We challenge the standard vocabulary of the institution, arguing that the word “adoption” often sanitizes a “catastrophic event” for the child. Instead, we look at the reality of relinquishment - the “breaking of the biological and historical continuity of a human being”.

In this deep dive, we move past the legal paperwork to examine the “nervous system” of the child, rather than just the “system” of the state.

Throughout the video, you will explore:

Implicit Memory: The biological reality that a baby’s body is “online before day one,” and that losing the mother, the “biological habitat”, is encoded in the brain as a fundamental threat to survival.

The False Self: The survival mechanism where a child becomes the “architect of the soul,” suppressing their own needs and fawning to ensure they are “enough” for their new family.

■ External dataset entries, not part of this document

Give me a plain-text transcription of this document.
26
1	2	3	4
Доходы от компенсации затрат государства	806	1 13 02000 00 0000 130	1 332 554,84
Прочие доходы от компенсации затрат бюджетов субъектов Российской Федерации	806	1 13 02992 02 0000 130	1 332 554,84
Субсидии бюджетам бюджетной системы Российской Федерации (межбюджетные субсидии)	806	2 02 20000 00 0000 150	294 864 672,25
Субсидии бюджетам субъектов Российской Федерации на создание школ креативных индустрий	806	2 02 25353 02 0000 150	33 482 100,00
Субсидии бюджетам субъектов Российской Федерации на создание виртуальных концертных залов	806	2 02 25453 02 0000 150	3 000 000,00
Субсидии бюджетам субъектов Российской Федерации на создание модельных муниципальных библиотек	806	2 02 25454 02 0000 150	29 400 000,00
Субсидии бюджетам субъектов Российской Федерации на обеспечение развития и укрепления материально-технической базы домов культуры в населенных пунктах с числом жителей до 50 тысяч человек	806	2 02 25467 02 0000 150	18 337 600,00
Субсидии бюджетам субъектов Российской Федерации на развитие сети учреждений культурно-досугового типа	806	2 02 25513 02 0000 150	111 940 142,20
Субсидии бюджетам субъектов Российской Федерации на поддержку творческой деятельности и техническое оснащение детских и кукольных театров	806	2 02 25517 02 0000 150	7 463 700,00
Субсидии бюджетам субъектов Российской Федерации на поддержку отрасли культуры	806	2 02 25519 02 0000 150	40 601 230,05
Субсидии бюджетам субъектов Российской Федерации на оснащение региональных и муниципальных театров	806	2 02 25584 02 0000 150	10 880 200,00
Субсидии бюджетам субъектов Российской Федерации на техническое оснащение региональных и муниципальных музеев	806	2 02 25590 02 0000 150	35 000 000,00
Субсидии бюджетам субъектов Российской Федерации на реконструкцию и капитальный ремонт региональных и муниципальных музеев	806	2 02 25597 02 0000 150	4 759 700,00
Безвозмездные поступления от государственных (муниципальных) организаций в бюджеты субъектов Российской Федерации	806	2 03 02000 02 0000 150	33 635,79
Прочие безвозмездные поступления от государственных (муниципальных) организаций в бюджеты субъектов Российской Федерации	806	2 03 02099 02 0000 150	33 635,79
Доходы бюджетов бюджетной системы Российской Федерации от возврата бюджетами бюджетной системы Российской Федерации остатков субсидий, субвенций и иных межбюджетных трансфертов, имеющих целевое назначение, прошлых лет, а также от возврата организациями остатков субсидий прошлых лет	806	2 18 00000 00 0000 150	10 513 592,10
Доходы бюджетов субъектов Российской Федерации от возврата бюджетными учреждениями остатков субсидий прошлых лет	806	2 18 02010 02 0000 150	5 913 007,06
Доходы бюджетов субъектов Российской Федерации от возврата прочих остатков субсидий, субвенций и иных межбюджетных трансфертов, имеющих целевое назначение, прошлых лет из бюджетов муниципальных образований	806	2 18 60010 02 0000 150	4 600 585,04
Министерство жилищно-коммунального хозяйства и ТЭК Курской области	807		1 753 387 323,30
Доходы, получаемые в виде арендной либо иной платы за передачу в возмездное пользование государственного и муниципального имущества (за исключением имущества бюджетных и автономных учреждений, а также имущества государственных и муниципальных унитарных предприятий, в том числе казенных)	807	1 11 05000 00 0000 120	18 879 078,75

The “Red Smoke”: The metaphor for how trauma trails a survivor into adulthood, creating a “radar system” for abandonment and a nervous system that is often “jammed” in threat mode.

This video is an invitation to move beyond “cover stories” and toward avowal, the radical act of naming the pain and allowing grief to take up space. It is a call for witnessing rather than fixing, encouraging us all to hold the complex ambivalence where love and rupture exist at the exact same time.